The haggle will be so long because of the challenge of securing far deeper cuts from industrialised countries and of coaxing Brazil, China, India and other fast-growing developing countries into tackling their own surging levels of carbon pollution.

This has major implications for any US return into the Kyoto fold, said Greenpeace campaigner Steve Sawyer.

"If we accept the premise that Bush is not going to change his stripes, then we are waiting for a new president" for any such a move, he said.

Bush leaves office in January 2009.

As every new president takes at least half a year to settle in, make new appointments and take the measure of Congress, it would no doubt be impossible for the United States to ratify Kyoto in time to join the negotiations for 2013-2017 round, said Sawyer.

"The timing works just about right for the US to come in for the formal negotiations on (...) the third commitment period, covering 2018 to 2022," Sawyer said.

The negotiations on the 2013-2017 pledges cannot be postponed beyond the end of 2009 because the draft treaty has to be ratified and governments have to implement laws and policies in line with their pledges.

Some experts indeed are calling for the negotiations to wrap by the end of 2008 to reassure the fledgling Kyoto carbon market that business will continue smoothly after 2012.

"We have been arguing for a 2008 end-date, precisely because it took so long to get the (first commitment period) of the Kyoto Protocol to be ratified," Hans Verolme, director of WWF's climate-change programme, told AFP.

The putative timetable means that -- assuming domestic politics encourage a return to the Kyoto fold -- the United States will lose enormous clout in shaping treaty provisions that touch on emissions caps and on trade and investment worth potentially tens of billions of dollars.

But, said Verolme and Sawyer, not everything was lost for US environmentalists or for American corporations keen to use Kyoto's market mechanisms.

During the long interim, the United States could set a national emissions target and a cap-and-trade scheme that could then be linked with Kyoto's own market in carbon emissions trading.

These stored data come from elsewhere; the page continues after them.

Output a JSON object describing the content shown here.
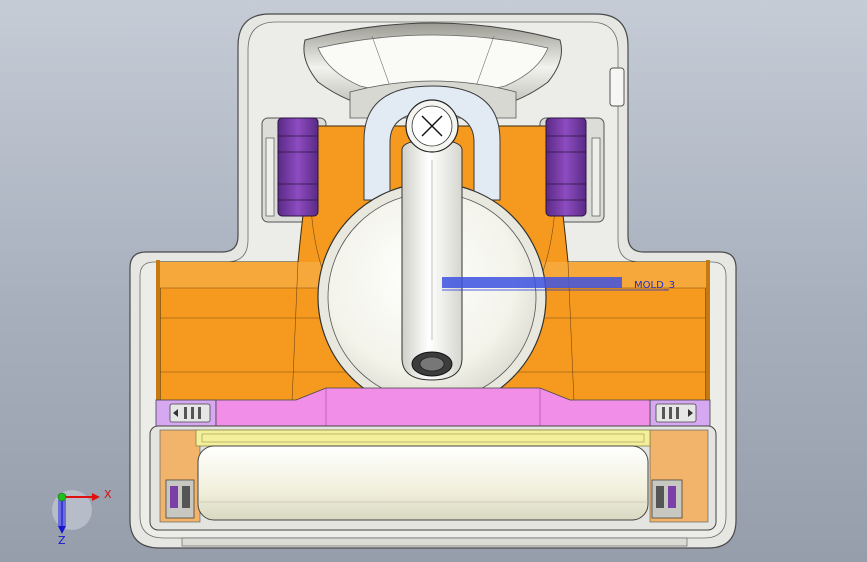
{
  "viewport": {
    "annotation_text": "MOLD_3",
    "background_colors": [
      "#c5ccd6",
      "#969eac"
    ]
  },
  "triad": {
    "x_label": "X",
    "z_label": "Z"
  },
  "colors": {
    "body_orange": "#f59a1e",
    "housing_gray": "#e3e3e0",
    "wheel_purple": "#7b3fa8",
    "strip_pink": "#f08ee8",
    "strip_lavender": "#d7a8f2",
    "yellow_rim": "#f3ef9a",
    "roller_cream": "#f3f2e2"
  }
}
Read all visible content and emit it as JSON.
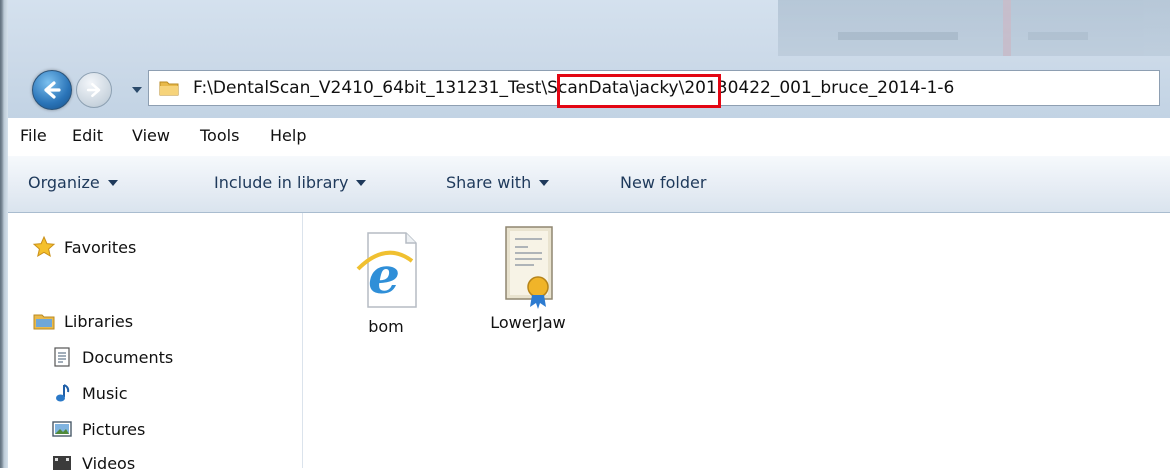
{
  "address_bar": {
    "path": "F:\\DentalScan_V2410_64bit_131231_Test\\ScanData\\jacky\\20130422_001_bruce_2014-1-6"
  },
  "menu": [
    "File",
    "Edit",
    "View",
    "Tools",
    "Help"
  ],
  "toolbar": {
    "organize": "Organize",
    "include_in_library": "Include in library",
    "share_with": "Share with",
    "new_folder": "New folder"
  },
  "nav_pane": {
    "favorites": "Favorites",
    "libraries": "Libraries",
    "documents": "Documents",
    "music": "Music",
    "pictures": "Pictures",
    "videos": "Videos"
  },
  "files": [
    {
      "name": "bom",
      "icon": "internet-explorer-file-icon"
    },
    {
      "name": "LowerJaw",
      "icon": "certificate-file-icon"
    }
  ],
  "colors": {
    "highlight": "#e30613",
    "accent": "#2a74b8"
  }
}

In addition, the United States retains the right to observer status in Kyoto talks and is a full member of the UN Framework Convention on Climate Change (UNFCCC), Kyoto's parent treaty.

"I don't think the Americans will miss out entirely on the second commitment period," said Verolme. "There are different legal views on what could happen."

On Wednesday, three leading Democratic senators said that next year they would push for laws setting mandatory limits on greenhouse gases and urged Bush to work with the international community to forge an "equitable" global agreement on climate change.

Senators Barbara Boxer, Jeff Bingaman and Joseph Lieberman are set to head key committees on global warming when Democrats take over Congress in January, following last week's crushing electoral defeat for Bush's Republicans.